Extreme to exceptional drought conditions now extend from central Mississippi across northern Alabama and Georgia into southern Tennessee and extreme northwest South Carolina and southwest North Carolina.
Record dry weather streak for major cities in the south
A solid high pressure ridge has been dominating over the southeast during much of October and early November keeping the storm track well to the north of the region. In early October, eastern areas of Florida, Georgia and the Carolinas did see significant rain from Hurricane Matthew, representing a notable exception to the prevailing dry weather experienced in the southeast and east US.
But many locations of the south have not seen measurable rain since the month of September, a record for some of them in Alabama, Mississippi Georgia and the Carolinas. Birmingham, Alabama has been dry for 51 days and 30 days for cities like Greenville and Columbia in South Carolina or Charlotte, North Carolina.

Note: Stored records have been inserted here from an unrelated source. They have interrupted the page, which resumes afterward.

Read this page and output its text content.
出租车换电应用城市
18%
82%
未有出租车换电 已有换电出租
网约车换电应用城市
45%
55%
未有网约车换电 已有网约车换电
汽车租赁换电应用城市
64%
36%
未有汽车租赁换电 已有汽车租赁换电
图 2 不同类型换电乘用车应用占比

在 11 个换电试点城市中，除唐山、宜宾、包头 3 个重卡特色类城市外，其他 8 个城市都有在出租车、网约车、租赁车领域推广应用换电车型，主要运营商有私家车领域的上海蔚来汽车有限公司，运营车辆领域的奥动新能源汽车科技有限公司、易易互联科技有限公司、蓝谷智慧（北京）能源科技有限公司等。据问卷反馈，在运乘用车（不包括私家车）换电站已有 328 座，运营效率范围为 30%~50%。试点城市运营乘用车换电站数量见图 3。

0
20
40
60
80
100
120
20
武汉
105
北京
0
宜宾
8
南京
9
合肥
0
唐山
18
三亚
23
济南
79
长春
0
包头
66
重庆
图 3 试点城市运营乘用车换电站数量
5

Low precipitation together with record heat has led to very dry surface conditions which have made the drought situation even more extreme in several states. Water restrictions and wildfires have been haunting several areas from Tennessee into northern Alabama.
Wildfires force evacuations
As the drought worsens, so do the number of wildfires burning across the Southeast. Thousands of acres across North Carolina, Georgia, Tennesse, and Kentucky have been consumed by blazes thus far. States of emergency have been declared in Tennessee, North Carolina, and Kentucky.
In North Carolina, the so-called "Party Rock Fire" burning in Chimney Rock State Park south of Asheville has prompted mandatory evacuation orders for nearby residents. The fire had spread to encompass nearly 2,000 acres as of Saturday morning, and was only 15 percent contained.
In Georgia, the "Rough Ridge Fire" in Chattahoochee National Forest has expanded to more than 13,000 acres and was only 20 percent contained as of Saturday morning.